Many patients don’t like nasal sprays or worry that they’ll “get hooked” on them. My answer: They work. And, no, you don’t get addicted to cortisone nasal sprays as you might after weeks of consecutive use of decongestant sprays like Afrin. That said, decongestant sprays can be incredibly useful for short term treatment of acute inflammation and can sometimes forestall the need for Prednisone.
Eye symptoms such as redness, itching and tearing can be very debilitating. The best short term treatment for acute allergic conjunctivitis is topical antihistamines. I have several favorites in this area, but you need to check with your patient’s insurance coverage. I’ve had patients call up in a panic that the antihistamine eye drop I prescribed cost over $100 for a tiny bottle. I call them “liquid gold” because they’re very effective but the cost is sometimes precious-metal caliber. A nice trick for enhancing relief is storing the eye drops in the refrigerator to ease the burning sensation. Most eye drops should be administered twice each day. Instruct your patients not to use the typical red-out over the counter eye drops. They contain decongestants which may indeed get the red out but also prove quite addicting. Finally, even while using the Prednisone and topical treatments, I recommend my patients take an antihistamine at night. I prefer Allegra(fenofexidine) or Zyrtec (cetirizine) equivalents because they last for 24 hours and are generally more effective and often less sedating than Benedryl (diphenhydramine).

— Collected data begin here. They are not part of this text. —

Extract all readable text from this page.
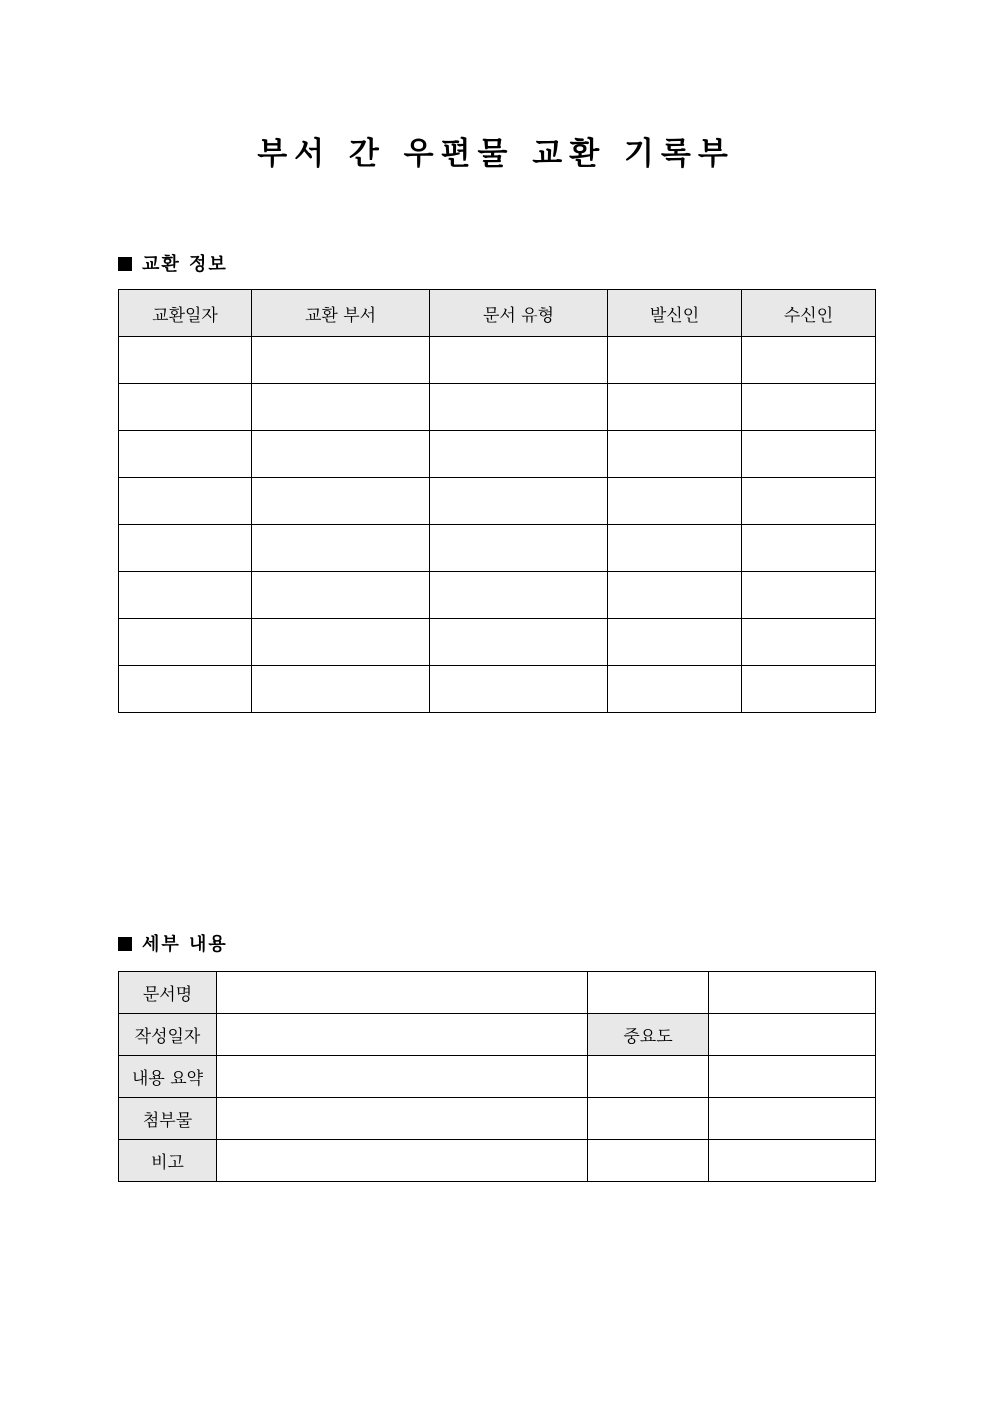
부서 간 우편물 교환 기록부
교환 정보
교환일자	교환 부서	문서 유형	발신인	수신인

세부 내용
문서명			
작성일자		중요도	
내용 요약			
첨부물			
비고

Now that we’ve successfully weathered the initial storm, it’s time for education. This reminds me of an age old saying: “Never waste a good crisis.” In medicine, I take this to mean that when the patient is really suffering, you have an opportunity to explain that they can avoid this same scenario next year with proper diagnosis and treatment! Sometimes it’s necessary to wait for the crisis to pass before definitively diagnosing. This happens when a patient is too symptomatic and miserable to undergo the test. Either way, once we obtain positive results, I explain that allergen immunotherapy — shots or drops — is the only way to minimize or eliminate their regular allergy crises.
No other tools in our bag can actually change the course of the disease. Keep in mind that symptom treatment must continue and even increase in the early weeks of immunotherapy ramp-up, but at the first quarterly visit you’ll discuss tapering meds -for good! For most patients, the choice is simple: a lifetime of meds with side effects and potential interactions vs four years of using elements from the environment to teach the immune system not to overreact to nature. Imagine if we had such a solution for diabetes or hypertension!
In the end, patients relate well to successful results. It brings a smile to my face when I tell the acute patient: “my waiting room used to be filled with sniffles and watery eyes just like yours. Now I have a waiting room mostly full of patients feeling great and just stopping by to pick up their allergy drops.”